November 6, 2013
Senior Exercise Program Reduces Pain, Fatigue
Brett Smith for redOrbit.com – Your Universe Online
Asian-American seniors living in New York City are feeling the benefits of a new exercise program that has helped decrease physical pain, boost mobility and improve the overall health of many participants, according to a new study by the Hospital for Special Surgery.
The study, which was presented at the American Public Health Association Annual Meeting on Tuesday in Boston, focused on a specific older Asian population in New York City that grew by 64 percent from 2000 to 2010. One in four of these seniors lived in poverty in 2010, according to study researchers.
"This population is at risk for osteoarthritis and osteoporosis," said Laura Robbins, senior vice president of Education and Academic Affairs at HSS. "They are more than twice as likely to have no health insurance coverage compared to other major race and ethnic groups. Cultural and linguistic barriers limit access to healthcare services."
To address the health of this population, HSS developed the Asian Community Bone Health Initiative, a series of bilingual education and exercise classes. Six eight-week sessions of the Arthritis Foundation Exercise Program (AFEP) and three eight-week yoga classes were held by bilingual instructors at four senior centers in Chinatown and Flushing, Queens. The program also advocated self-management of arthritis and other conditions through exercise.
"Getting seniors to be active in any way will generally improve their quality of life and help them function better in their everyday activities," said Dr. Linda Russell, a rheumatologist at HSS, in a statement. "People believe that if you have arthritis you shouldn't exercise, but appropriate exercises actually help decrease pain."
The AFEP sessions consisted mainly of low-impact, chair-based exercises. The yoga classes featured simple, beginner-level yoga moves.
Almost 200 participants enrolled in the initiative between November 2011 and September 2013. A questionnaire was administered before and after the exercise classes to assess pain, function and other health indicators. Nearly 120 participants responded to the surveys.
The respondents, who were mostly females older than 65, typically reported their pain intensity fell and interfered less with their daily life. After completing the program, 48 percent fewer participants said they felt physical pain on a daily basis, 69 percent more participants could ascend several flights of stairs and 83 percent more participants said they could now bend, kneel, or stoop. A significant number of respondents said the exercise initiative reduced their daily fatigue or stiffness.

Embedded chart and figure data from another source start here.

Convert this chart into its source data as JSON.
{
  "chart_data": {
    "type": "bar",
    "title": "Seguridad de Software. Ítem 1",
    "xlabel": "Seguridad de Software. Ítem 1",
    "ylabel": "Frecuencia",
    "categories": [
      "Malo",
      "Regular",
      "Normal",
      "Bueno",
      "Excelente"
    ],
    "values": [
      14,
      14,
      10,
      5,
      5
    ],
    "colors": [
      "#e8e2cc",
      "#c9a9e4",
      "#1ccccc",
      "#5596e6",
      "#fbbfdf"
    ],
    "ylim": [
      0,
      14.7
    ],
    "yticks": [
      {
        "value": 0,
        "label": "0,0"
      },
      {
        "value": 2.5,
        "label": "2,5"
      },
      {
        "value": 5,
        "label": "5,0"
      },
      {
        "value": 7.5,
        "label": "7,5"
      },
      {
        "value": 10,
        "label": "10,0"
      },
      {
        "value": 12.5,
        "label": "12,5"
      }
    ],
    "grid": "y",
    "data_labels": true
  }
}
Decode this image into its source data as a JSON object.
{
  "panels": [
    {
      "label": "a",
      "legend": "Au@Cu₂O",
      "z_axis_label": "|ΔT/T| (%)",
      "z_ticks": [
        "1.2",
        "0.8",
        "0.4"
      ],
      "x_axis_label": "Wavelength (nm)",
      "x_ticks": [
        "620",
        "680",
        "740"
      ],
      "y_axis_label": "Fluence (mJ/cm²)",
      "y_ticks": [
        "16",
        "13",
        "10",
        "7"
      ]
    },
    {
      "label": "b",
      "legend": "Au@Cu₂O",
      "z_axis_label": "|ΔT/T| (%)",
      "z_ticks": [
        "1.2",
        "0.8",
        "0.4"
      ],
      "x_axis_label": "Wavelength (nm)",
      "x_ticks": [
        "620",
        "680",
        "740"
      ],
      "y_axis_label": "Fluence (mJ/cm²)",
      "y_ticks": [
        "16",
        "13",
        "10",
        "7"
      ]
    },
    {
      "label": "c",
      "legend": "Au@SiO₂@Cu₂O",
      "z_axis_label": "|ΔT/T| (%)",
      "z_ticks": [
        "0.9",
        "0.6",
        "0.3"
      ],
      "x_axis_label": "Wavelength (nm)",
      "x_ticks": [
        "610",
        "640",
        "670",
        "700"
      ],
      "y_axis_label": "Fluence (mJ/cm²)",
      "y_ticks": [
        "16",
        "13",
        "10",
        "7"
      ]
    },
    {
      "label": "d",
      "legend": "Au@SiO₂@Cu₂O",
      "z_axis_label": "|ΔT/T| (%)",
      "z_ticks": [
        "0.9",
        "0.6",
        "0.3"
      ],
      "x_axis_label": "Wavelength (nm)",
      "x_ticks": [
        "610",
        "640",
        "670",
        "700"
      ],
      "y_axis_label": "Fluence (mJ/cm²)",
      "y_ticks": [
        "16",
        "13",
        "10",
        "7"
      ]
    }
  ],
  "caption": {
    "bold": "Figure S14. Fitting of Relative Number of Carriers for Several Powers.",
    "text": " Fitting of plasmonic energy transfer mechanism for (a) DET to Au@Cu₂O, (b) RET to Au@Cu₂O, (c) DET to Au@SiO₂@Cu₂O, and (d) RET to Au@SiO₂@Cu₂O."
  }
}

"The study results indicate that the hospital's Bone Health Initiative has a positive impact on the musculoskeletal health of the Asian senior population," said Huijuan Huang, a program coordinator. "While further research is needed, HSS will continue to offer culturally-sensitive programs to this community to help seniors stay active, decrease pain and improve their overall health."
Another exercise program for seniors in the Spokane, Washington area is specifically working to reduce potentially dangerous falls.
Starting in early October, a local retirement community has been offering a program called Stay Active & Independent for Life (SAIL) that was developed as a result of a fall-prevention study conducted in Washington’s Spokane and Pierce counties.